Pop donc. Mais pop française, soit celle que nous offrait la jeune Françoise Hardy ou bien encore un Gainsbourg lorsqu’il s’entourait de femmes (Bardot, Birkin, Deneuve...), voire April March ou d’autres productions de Tricatel. Valérie A. chante en anglais d’un accent français qui ravit surtout les Britanniques mais s’essaye également au duo français/anglais, homme/femme avec succès (A Moon In A Spoon). Les paroles sont principalement axées sur l’amour, dans la plus pure tradition. Ce qui est certain, c’est que la voix de la chanteuse se prête à merveille à ce style et les différentes déclinaisons vocales offrent au bout du compte le sentiment que le groupe ne s’enferme jamais dans un seul et même carcan, là où Placebo s’est construit toute une carrière et un son par le seul Molko.

Le tempo est à peu près le même de la première à la dernière mesure de A Single Room - soit plein d’entrain - et on ne s’ennuie jamais. Des guitares sèches en guise d’intro (Eloïse Lullaby), le bruit du décollage d’un avion (A Comeback) ou bien encore des notes sonnant comme des xylophones, la diversité est de mise. En fait, on a l’impression d’un voyage dans le temps, à savoir que les premiers morceaux sont de factures typiquement 60’s avec les stéréotypes de rigueur mais parfaitement exécutés. À partir de Eloïse Lullaby, le groupe sort de l’académisme et joue dans un style plus personnel. Cependant, on n’a jamais affaire à deux parties distinctes car le lien est effectué par les sublimes et inventifs arrangements de cordes et de vents, orchestrés par Isabelle Lemauff. Progressivement, le recours aux samples et à toute autre sonorité électronique prend le dessus, comme pour signaler la fissure du temps. Sunday By The Bay constitue la meilleure illustration de ce changement. Le morceau est le plus court, le plus lysergique, et offre des sonorités radieuses au milieu d’un fond menaçant. La chaloupée In My Mind démarre sagement mais s’étoffe d’une rythmique electro entre deux parties de clavecins. Une super production et une explosion bien contemporaine qui permet à Valérie A. de livrer une belle prestation vocale où l’on jurerait entendre le chœur final du With A Little Help From My Friend des Beatles. La rêveuse As You Say poursuit cette tendance où le chaud et le froid sont soufflés en permanence sur la chanteuse, comme ce martèlement robotique du tom basse suggérant une froideur inconnue jusque-là. Pour conclure, le groupe glisse A Comeback, et se retrouve dans un futur qui rime avec énergie et guitares saturées, la musique est reine et les voix s’éteignent. On est plus proche d’un When You Sleep de My Bloody Valentine que d’une pièce d’orfèvrerie que pourrait nous livrer un Gainsbourg par exemple !

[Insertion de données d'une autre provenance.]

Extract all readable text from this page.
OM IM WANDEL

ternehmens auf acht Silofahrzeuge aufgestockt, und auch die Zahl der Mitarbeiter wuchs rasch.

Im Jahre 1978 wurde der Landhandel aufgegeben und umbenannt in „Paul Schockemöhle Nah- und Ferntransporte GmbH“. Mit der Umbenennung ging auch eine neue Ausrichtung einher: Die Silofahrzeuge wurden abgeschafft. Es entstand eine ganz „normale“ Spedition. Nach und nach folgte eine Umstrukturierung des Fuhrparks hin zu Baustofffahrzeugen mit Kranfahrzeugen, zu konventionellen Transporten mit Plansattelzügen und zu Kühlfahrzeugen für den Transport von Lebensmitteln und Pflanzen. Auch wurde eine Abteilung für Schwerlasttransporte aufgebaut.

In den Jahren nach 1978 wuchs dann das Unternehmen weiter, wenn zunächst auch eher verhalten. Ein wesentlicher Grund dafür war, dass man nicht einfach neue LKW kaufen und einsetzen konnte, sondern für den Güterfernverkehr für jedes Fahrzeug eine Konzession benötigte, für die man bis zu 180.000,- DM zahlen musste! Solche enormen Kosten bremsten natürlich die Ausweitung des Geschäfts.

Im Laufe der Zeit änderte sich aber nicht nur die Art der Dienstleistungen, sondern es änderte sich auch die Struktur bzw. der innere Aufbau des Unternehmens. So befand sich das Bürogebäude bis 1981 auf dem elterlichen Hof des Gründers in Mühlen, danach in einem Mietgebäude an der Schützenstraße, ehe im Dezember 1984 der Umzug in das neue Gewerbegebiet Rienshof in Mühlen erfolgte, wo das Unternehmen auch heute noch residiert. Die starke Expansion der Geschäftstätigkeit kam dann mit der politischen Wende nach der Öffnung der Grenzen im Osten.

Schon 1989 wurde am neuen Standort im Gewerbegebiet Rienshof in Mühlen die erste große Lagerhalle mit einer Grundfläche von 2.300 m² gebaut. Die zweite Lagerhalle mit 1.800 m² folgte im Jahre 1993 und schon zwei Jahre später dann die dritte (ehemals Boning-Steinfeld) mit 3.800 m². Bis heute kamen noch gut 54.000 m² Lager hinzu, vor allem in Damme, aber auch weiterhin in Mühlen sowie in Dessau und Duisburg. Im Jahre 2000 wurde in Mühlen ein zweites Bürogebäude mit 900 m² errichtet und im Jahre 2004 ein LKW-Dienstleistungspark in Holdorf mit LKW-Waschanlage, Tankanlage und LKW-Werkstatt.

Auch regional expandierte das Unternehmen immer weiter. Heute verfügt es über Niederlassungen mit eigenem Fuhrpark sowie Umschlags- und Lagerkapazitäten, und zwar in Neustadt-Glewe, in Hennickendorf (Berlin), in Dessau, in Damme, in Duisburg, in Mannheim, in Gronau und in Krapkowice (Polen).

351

Au bilan, on peut affirmer que se procurer cet album ne représente pas un acte superflu, tout comme il est certain que la transgression des normes ne sera pas atteinte par l’acquisition de A Single Room. Cependant, les musiciens font preuve d’une « certaine idée de la pop » et livrent au final un contenu qui satisfait tout le monde et qui montre que cette pop a encore un bel avenir devant elle. Son chemin passe par la France, quelque part dans le Midi.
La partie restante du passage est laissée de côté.